Salut! Moi, c’est Stéphanie, et je ne fais rien ces temps-ci. Rien comme dans rien. Non, je n’écris pas vraiment de chansons ni de poèmes, ni rien de transcendant. Je ne joue pas vraiment de guitare, ni ne chante. Je ne suis impliquée dans aucune cause ni aucun bénévolat. C’est à peine si je termine la lecture d’un livre. Je pourrais vous décrire mes journées: là, je me lève, je me coule un petit café, je vais sous la douche, je défroisse mon lit, pars une brassée de lavage. Je regarde mes courriels (aucun). Je me fais à déjeuner. Des fois, je vais manger au Miami Deli, à côté de chez nous, parce que je n’ai même pas le goût de me cuisiner un œuf. Des fois aussi, je joue une partie de badminton, ou je fais quelques longueurs ou un tour de ski de fond (sans compteur). Souvent, j’écoute des films légers (même pas de documentaires). Mais vraiment, à part ça, je ne fais rien d’intéressant. Le cauchemar de presque tous les gens que je connais: avoir à répondre «rien» à tout ce small talk, ces questions sur notre productivité qu’on nous pose dans les événements mondains (auxquels je ne vais jamais, bien sûr).

Ma sœur et partenaire d’affaires a eu un enfant, je suis donc en ANNÉE SABBATIQUE forcée.

Au début, j’étais paniquée. (Ma thérapeute a même parlé de choc post-traumatique.) Les gens autour de moi me répétaient: «Tu réalises ta chance? Tu as le luxe de ne rien faire! Profites-en!» Mais je ne m’en rendais pas compte. Félix Leclerc n’a-t-il pas dit que le meilleur moyen de tuer un homme était de le payer à ne rien faire? Alors, j’allais mourir.

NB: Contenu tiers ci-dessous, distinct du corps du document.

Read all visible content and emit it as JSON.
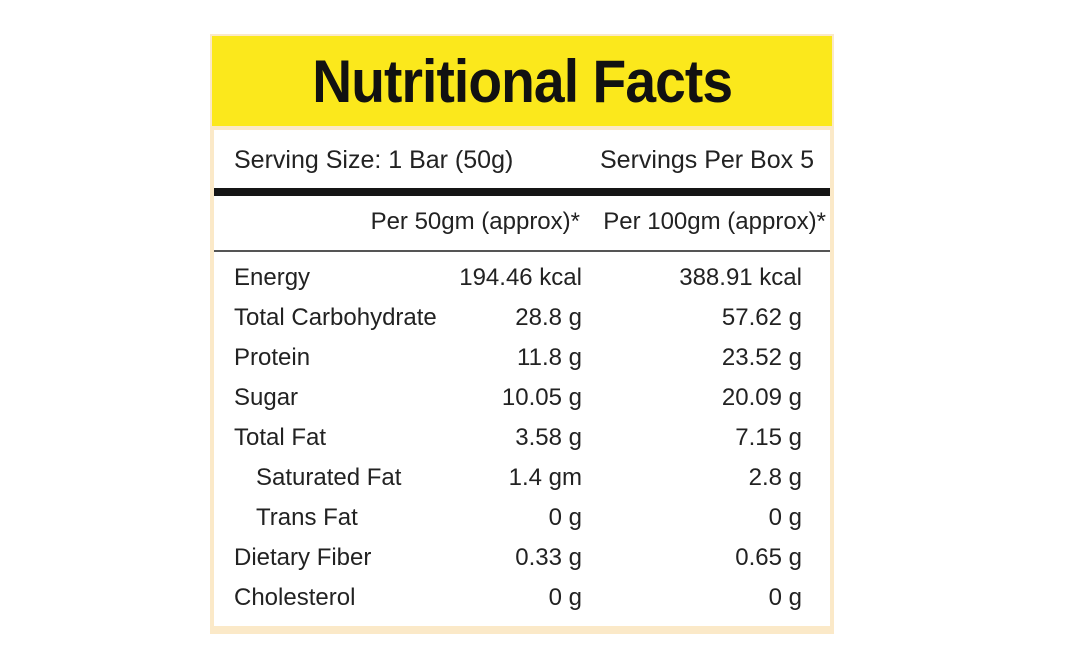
{
  "label": {
    "title": "Nutritional Facts",
    "serving_size": "Serving Size: 1 Bar (50g)",
    "servings_per_box": "Servings Per Box 5",
    "column_headers": {
      "per_50": "Per 50gm (approx)*",
      "per_100": "Per 100gm (approx)*"
    },
    "nutrients": [
      {
        "name": "Energy",
        "per_50": "194.46 kcal",
        "per_100": "388.91 kcal"
      },
      {
        "name": "Total Carbohydrate",
        "per_50": "28.8 g",
        "per_100": "57.62 g"
      },
      {
        "name": "Protein",
        "per_50": "11.8 g",
        "per_100": "23.52 g"
      },
      {
        "name": "Sugar",
        "per_50": "10.05 g",
        "per_100": "20.09 g"
      },
      {
        "name": "Total Fat",
        "per_50": "3.58 g",
        "per_100": "7.15 g"
      },
      {
        "name": "Saturated Fat",
        "per_50": "1.4 gm",
        "per_100": "2.8 g"
      },
      {
        "name": "Trans Fat",
        "per_50": "0 g",
        "per_100": "0 g"
      },
      {
        "name": "Dietary Fiber",
        "per_50": "0.33 g",
        "per_100": "0.65 g"
      },
      {
        "name": "Cholesterol",
        "per_50": "0 g",
        "per_100": "0 g"
      }
    ]
  },
  "colors": {
    "title_band": "#fbe81c",
    "card_border": "#fbe9c8",
    "rule": "#151515"
  }
}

Je voulais m’inscrire à un cours d’espagnol, servir des repas aux personnes itinérantes, faire du tutorat auprès de jeunes en difficulté, écrire dix chansons, quatre romans, conceptualiser une série documentaire. Mais tous les matins, en me levant, je n’en avais pas la force. Tout en moi me criait d’essayer d’accomplir quelque chose, et je ne le faisais pas, alors je me sentais inutile et coupable. Puis déprimée. Puis fatiguée de ne rien faire. À tous les jours, le petit cercle vicieux de la honte.

Et j’ai réalisé que j’avais tellement travaillé depuis une dizaine d’années (ou depuis toute la vie) que je n’avais aucune idée de qui j’étais, de ce que je valais quand je n’étais pas en train de secouer toutes sortes d’affaires, que je jugeais «importantes», dans tous les sens. D’essayer d’être la meilleure, la plus populaire, la plus gentille, la plus équilibrée, la plus active, la plus cultivée, sensibilisée, impliquée. De cocher des cases dans ma to-do liste. Alors j’étais la fille toujours à la course, les yeux tournés vers l’intérieur, jamais tranquille, qui se réveillait la nuit pour prendre des notes, et qui se pensait bien bonne et bien fine. Si je ne me sentais plus chanteuse, ni compositrice, ni écrivaine, ni personnalité publique, que plus personne ne m’applaudissait, ne serais-je plus rien? Devenue inutile?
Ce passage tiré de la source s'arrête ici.